The latest gains also have been driven by traders rushing to ship copper to the US in anticipation of potential tariffs, creating tightness elsewhere. Trump’s plan to revisit the question of tariffs on primary copper in 2026 revived the arbitrage trade that rocked the market earlier in the year, tightening availability elsewhere even as underlying demand in key buyer China has softened. That price spread narrowed recently amid a power December rally on the LME.

“The expectation for future US import tariffs on refined copper has resulted in more than 650,000 tons of metal entering the country, creating tightness ex-US,” wrote Natalie Scott-Gray, senior metals analyst at StoneX Financial Ltd. She noted two-thirds of global visible stocks now are held within COMEX.

Beyond the tariff-driven flows, a deadly accident at the world’s second-largest copper mine in Indonesia, an underground flood in the Democratic Republic of Congo and a fatal rock blast at a mine in Chile have all added more strain to availability of the metal.

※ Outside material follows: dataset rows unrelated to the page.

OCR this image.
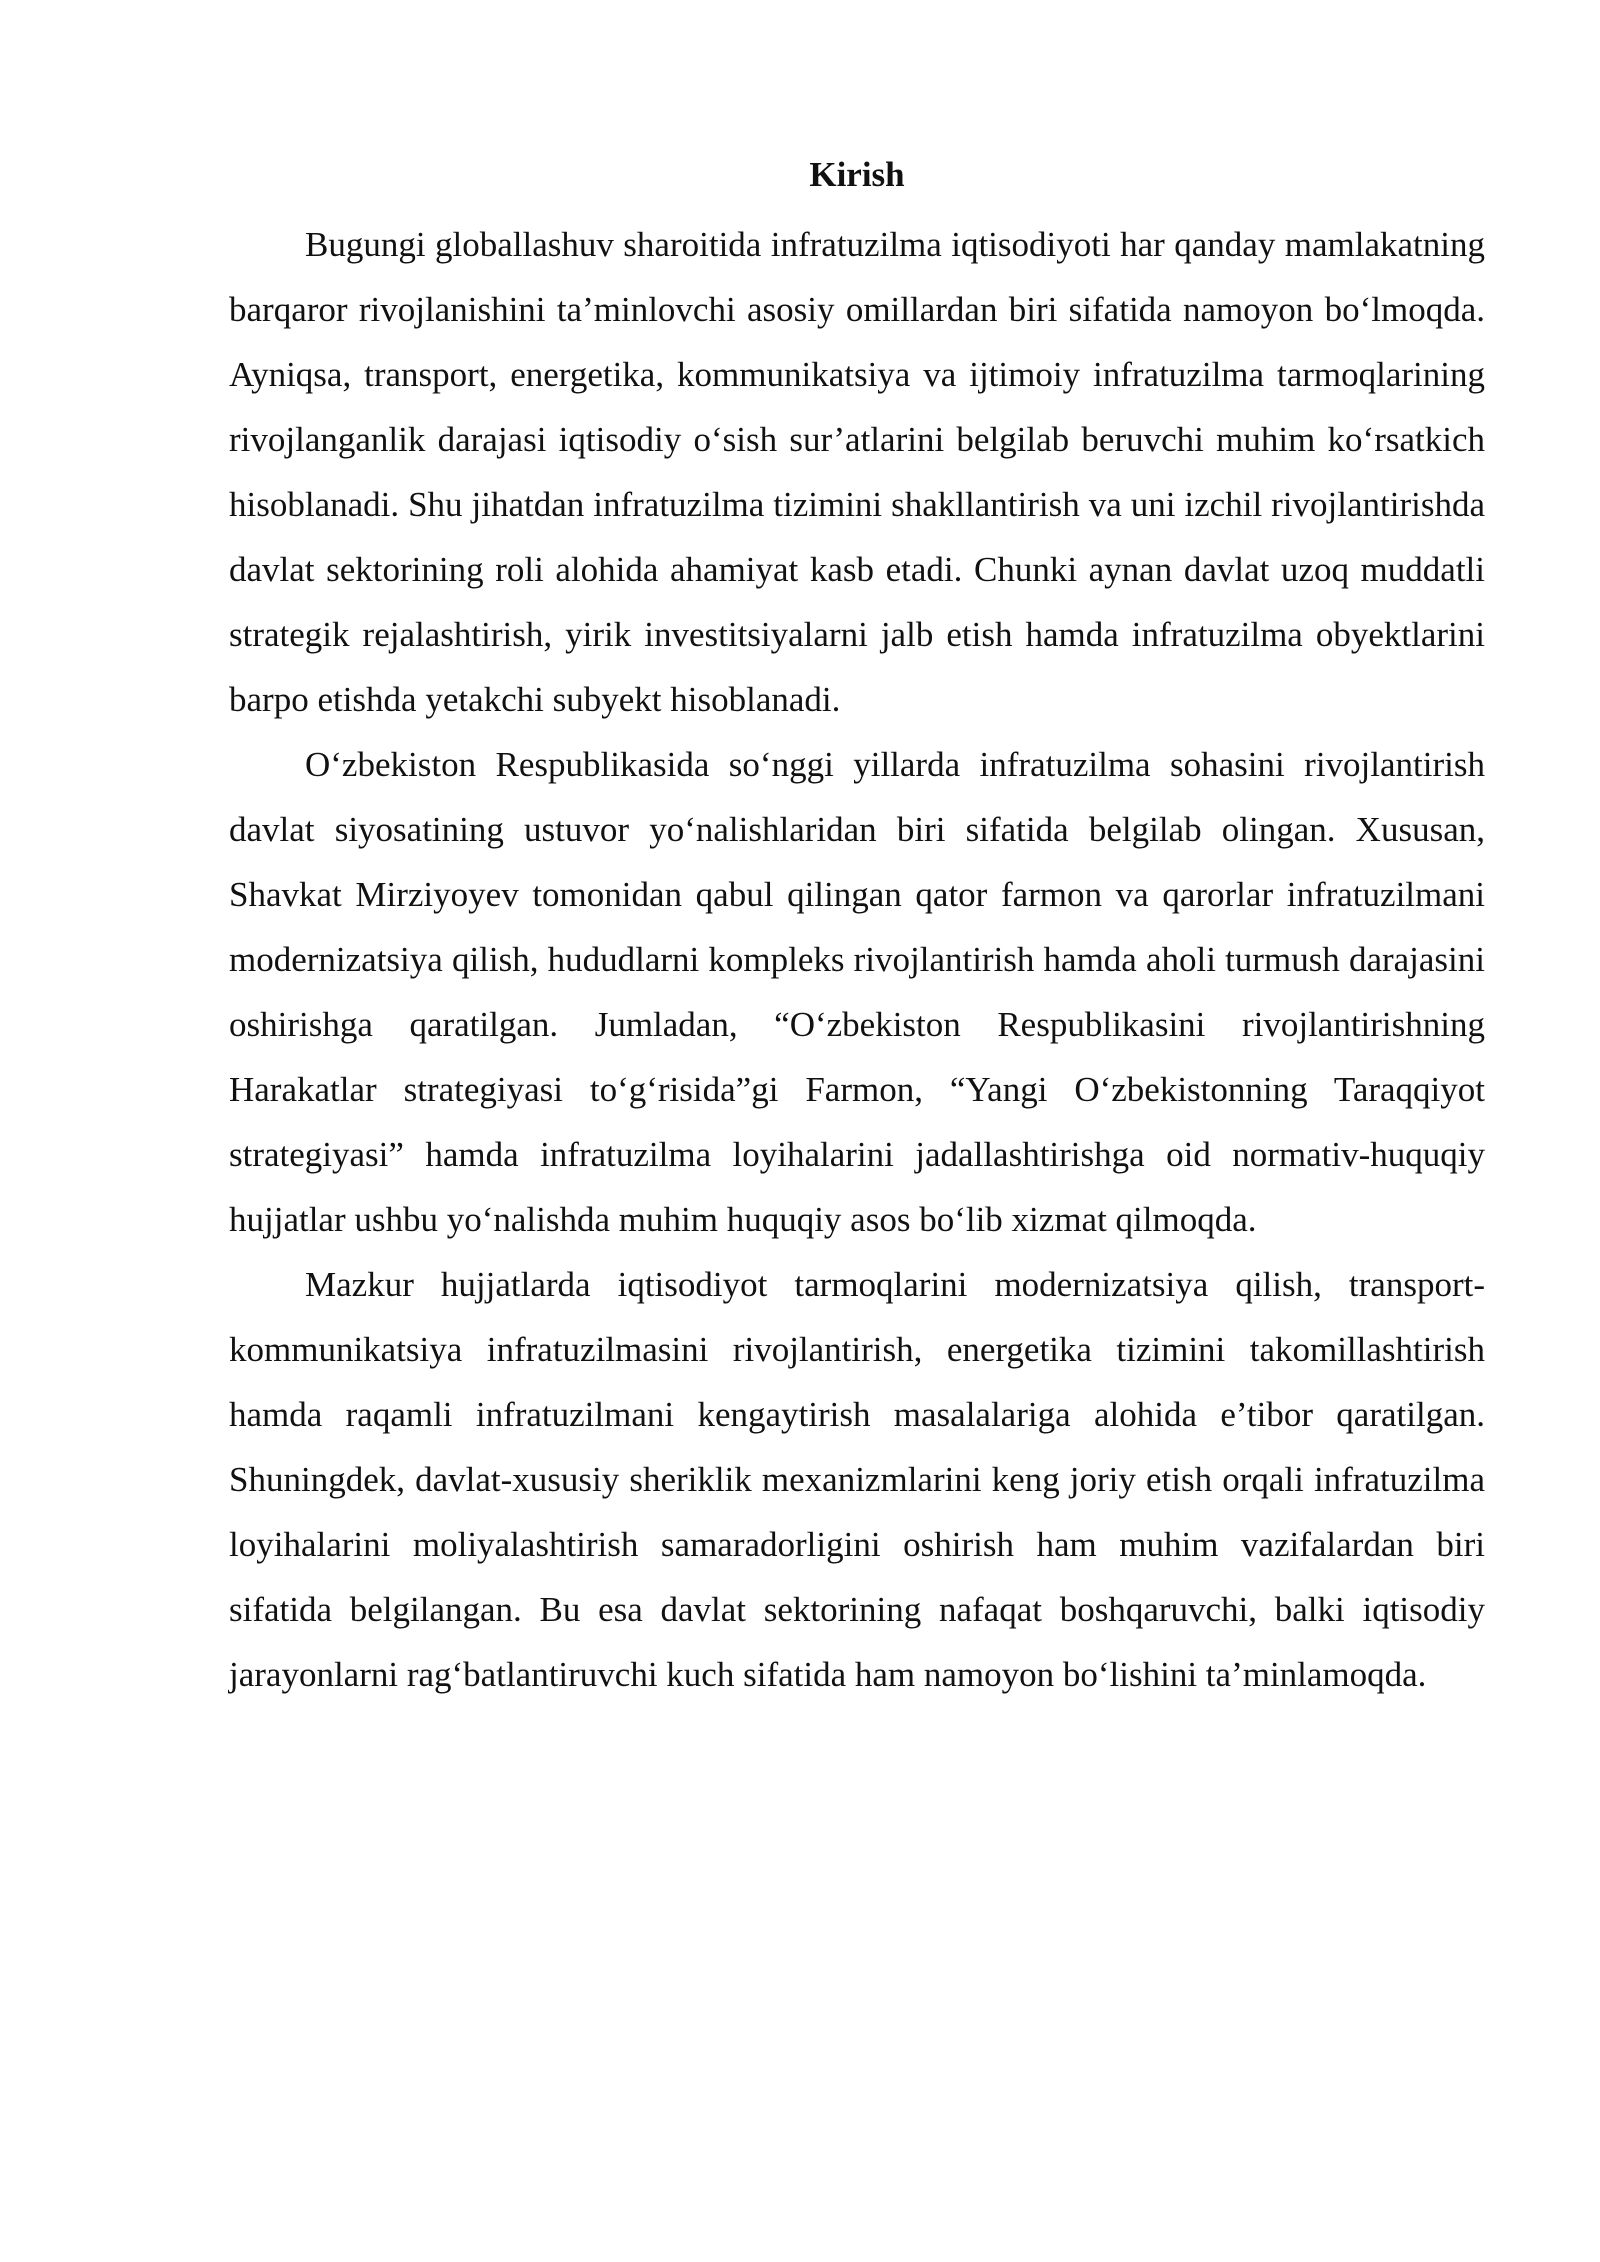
Kirish

Bugungi globallashuv sharoitida infratuzilma iqtisodiyoti har qanday mamlakatning barqaror rivojlanishini ta’minlovchi asosiy omillardan biri sifatida namoyon bo‘lmoqda. Ayniqsa, transport, energetika, kommunikatsiya va ijtimoiy infratuzilma tarmoqlarining rivojlanganlik darajasi iqtisodiy o‘sish sur’atlarini belgilab beruvchi muhim ko‘rsatkich hisoblanadi. Shu jihatdan infratuzilma tizimini shakllantirish va uni izchil rivojlantirishda davlat sektorining roli alohida ahamiyat kasb etadi. Chunki aynan davlat uzoq muddatli strategik rejalashtirish, yirik investitsiyalarni jalb etish hamda infratuzilma obyektlarini barpo etishda yetakchi subyekt hisoblanadi.

O‘zbekiston Respublikasida so‘nggi yillarda infratuzilma sohasini rivojlantirish davlat siyosatining ustuvor yo‘nalishlaridan biri sifatida belgilab olingan. Xususan, Shavkat Mirziyoyev tomonidan qabul qilingan qator farmon va qarorlar infratuzilmani modernizatsiya qilish, hududlarni kompleks rivojlantirish hamda aholi turmush darajasini oshirishga qaratilgan. Jumladan, “O‘zbekiston Respublikasini rivojlantirishning Harakatlar strategiyasi to‘g‘risida”gi Farmon, “Yangi O‘zbekistonning Taraqqiyot strategiyasi” hamda infratuzilma loyihalarini jadallashtirishga oid normativ-huquqiy hujjatlar ushbu yo‘nalishda muhim huquqiy asos bo‘lib xizmat qilmoqda.

Mazkur hujjatlarda iqtisodiyot tarmoqlarini modernizatsiya qilish, transport-kommunikatsiya infratuzilmasini rivojlantirish, energetika tizimini takomillashtirish hamda raqamli infratuzilmani kengaytirish masalalariga alohida e’tibor qaratilgan. Shuningdek, davlat-xususiy sheriklik mexanizmlarini keng joriy etish orqali infratuzilma loyihalarini moliyalashtirish samaradorligini oshirish ham muhim vazifalardan biri sifatida belgilangan. Bu esa davlat sektorining nafaqat boshqaruvchi, balki iqtisodiy jarayonlarni rag‘batlantiruvchi kuch sifatida ham namoyon bo‘lishini ta’minlamoqda.
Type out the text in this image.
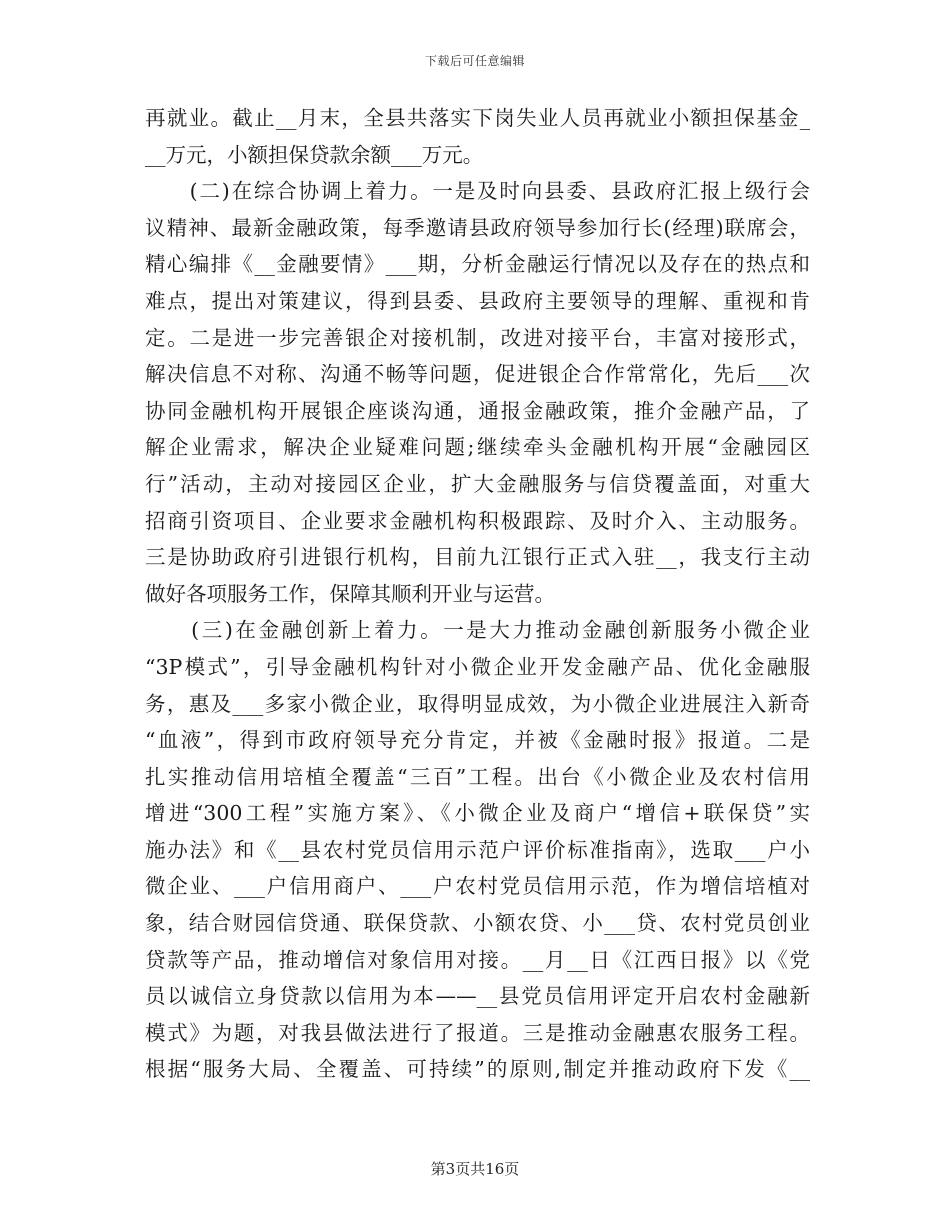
下载后可任意编辑
再就业。截止__月末，全县共落实下岗失业人员再就业小额担保基金_
__万元，小额担保贷款余额___万元。
　　(二)在综合协调上着力。一是及时向县委、县政府汇报上级行会
议精神、最新金融政策，每季邀请县政府领导参加行长(经理)联席会，
精心编排《__金融要情》___期，分析金融运行情况以及存在的热点和
难点，提出对策建议，得到县委、县政府主要领导的理解、重视和肯
定。二是进一步完善银企对接机制，改进对接平台，丰富对接形式，
解决信息不对称、沟通不畅等问题，促进银企合作常常化，先后___次
协同金融机构开展银企座谈沟通，通报金融政策，推介金融产品，了
解企业需求，解决企业疑难问题;继续牵头金融机构开展“金融园区
行”活动，主动对接园区企业，扩大金融服务与信贷覆盖面，对重大
招商引资项目、企业要求金融机构积极跟踪、及时介入、主动服务。
三是协助政府引进银行机构，目前九江银行正式入驻__，我支行主动
做好各项服务工作，保障其顺利开业与运营。
　　(三)在金融创新上着力。一是大力推动金融创新服务小微企业
“3P模式”，引导金融机构针对小微企业开发金融产品、优化金融服
务，惠及___多家小微企业，取得明显成效，为小微企业进展注入新奇
“血液”，得到市政府领导充分肯定，并被《金融时报》报道。二是
扎实推动信用培植全覆盖“三百”工程。出台《小微企业及农村信用
增进“300工程”实施方案》、《小微企业及商户“增信+联保贷”实
施办法》和《__县农村党员信用示范户评价标准指南》，选取___户小
微企业、___户信用商户、___户农村党员信用示范，作为增信培植对
象，结合财园信贷通、联保贷款、小额农贷、小___贷、农村党员创业
贷款等产品，推动增信对象信用对接。__月__日《江西日报》以《党
员以诚信立身贷款以信用为本——__县党员信用评定开启农村金融新
模式》为题，对我县做法进行了报道。三是推动金融惠农服务工程。
根据“服务大局、全覆盖、可持续”的原则,制定并推动政府下发《__
第3页共16页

The near-term outlook for copper demand growth has been clouded by weakness in China, the world’s top consumer of the red metal. The country’s property market has been stuck in a yearslong downturn that’s dented the need for copper plumbing and wiring, while consumer spending has been sluggish, weighing on appetite for finished goods such as electronic appliances.

Still, robust momentum in global copper demand is expected over the long term. BloombergNEF estimates consumption could increase by more than a third by 2035 in its baseline scenario.

The drivers of this trend include the ongoing shift to cleaner energy sources such as solar panels and wind turbines, growing adoption of electric vehicles and the expansion of power grids.

Copper settled 1.1% lower at $12,558.50 a ton in London. Prices hit a record $12,960 on Monday.